Crainte autour des stablecoins : un universitaire soutient que les banques poursuivent des illusions plutôt que la réalité
Chapô : Omid Malekan, professeur à la Columbia Business School, conteste plusieurs idées reçues sur les pièces stables, alors que le Congrès américain examine un projet de loi sur la structure du marché. Il affirme que ces actifs numériques ne menacent pas directement le système bancaire, mais soulève plutôt des questions sur qui bénéficie des rendements associés. Les législateurs font face à une pression croissante pour établir des règles claires concernant les rendements liés aux pièces stables.
Les cinq idées fausses sur les pièces stables selon Omid Malekan
Omid Malekan a identifié cinq malentendus majeurs concernant les rendements stables issus des pièces.
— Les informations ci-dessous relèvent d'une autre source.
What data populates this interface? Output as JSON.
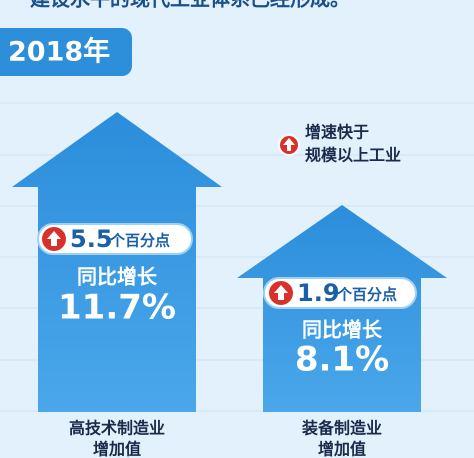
{
  "header": {
    "caption": "建设水平的现代工业体系已经形成。",
    "year": "2018年"
  },
  "note": {
    "line1": "增速快于",
    "line2": "规模以上工业"
  },
  "items": [
    {
      "badge_value": "5.5",
      "badge_unit": "个百分点",
      "growth_label": "同比增长",
      "growth": "11.7%",
      "name_line1": "高技术制造业",
      "name_line2": "增加值"
    },
    {
      "badge_value": "1.9",
      "badge_unit": "个百分点",
      "growth_label": "同比增长",
      "growth": "8.1%",
      "name_line1": "装备制造业",
      "name_line2": "增加值"
    }
  ]
}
Selon lui, de nombreux émetteurs de ces jetons maintiennent des réserves entièrement sécurisées, souvent investies dans des bons du Trésor ou gardées dans des comptes bancaires. Cette pratique pourrait en réalité soutenir l'activité bancaire au lieu de la nuire.
Il a déclaré : « Je suis déçu que la législation sur la structure du marché semble être retardée par la question du rendement des pièces stables. La plupart des inquiétudes qui circulent à Washington reposent sur des mythes non fondés ».
Malekan a également précisé que beaucoup de crédits américains sont accordés hors du circuit bancaire traditionnel, via des fonds monétaires et prêteurs privés. Cela indique que le lien entre les pièces stables et le financement bancaire est moins direct qu'il n'y paraît.
Les banques exercent une pression pour définir les règles de rendement
Face aux préoccupations soulevées par les banques communautaires et d'autres groupes commerciaux, les sénateurs s'emploient à examiner ces questions cruciales devant un comité. La commission sénatoriale chargée d'examiner la structure du marché doit se réunir le 15 janvier 2026. Des sources confirment que les négociateurs sont divisés quant à savoir s'il est nécessaire d'imposer des restrictions sur certains accords de rendement liés aux pièces stables.
Ces institutions ont averti que l'absence de réglementation pourrait détourner les dépôts vers ces nouveaux produits financiers tout en accroissant le risque lié à leur liquidité.
La question cruciale : Qui bénéficie réellement des intérêts ?
Malekan met l'accent sur l'importance de déterminer qui reçoit effectivement les intérêts générés par les réserves derrière ces actifs numériques. Pour lui, le débat politique doit porter non pas sur l'interdiction totale des pièces stables, mais plutôt sur le choix entre laisser aux banques ou aux émetteurs crypto capturer ces rendements.
Si cela permettait aux émetteurs d'offrir davantage d'intérêts ou récompenses à leurs clients, cela pourrait entraîner une diminution significative des bénéfices pour certaines banques.
Négociations intenses autour du texte législatif
Des informations révèlent qu'une frénésie règne parmi le personnel du comité chargé d'élaborer un texte bipartite relatif à cette structure de marché avant la date limite imminente cette semaine-là. Les discussions se poursuivent jusqu'à tard dans la nuit afin d’évaluer différents compromis permettant éventuellement certaines formes de récompenses tout en protégeant contre risques encourus et désintermédiation bancaire.
Le secteur financier observe avec attention comment ce projet va évoluer dans un contexte où il est vital pour chaque partie prenante d'être entendue dans ce débat essentiel pour l'avenir économique et réglementaire lié aux pièces stables.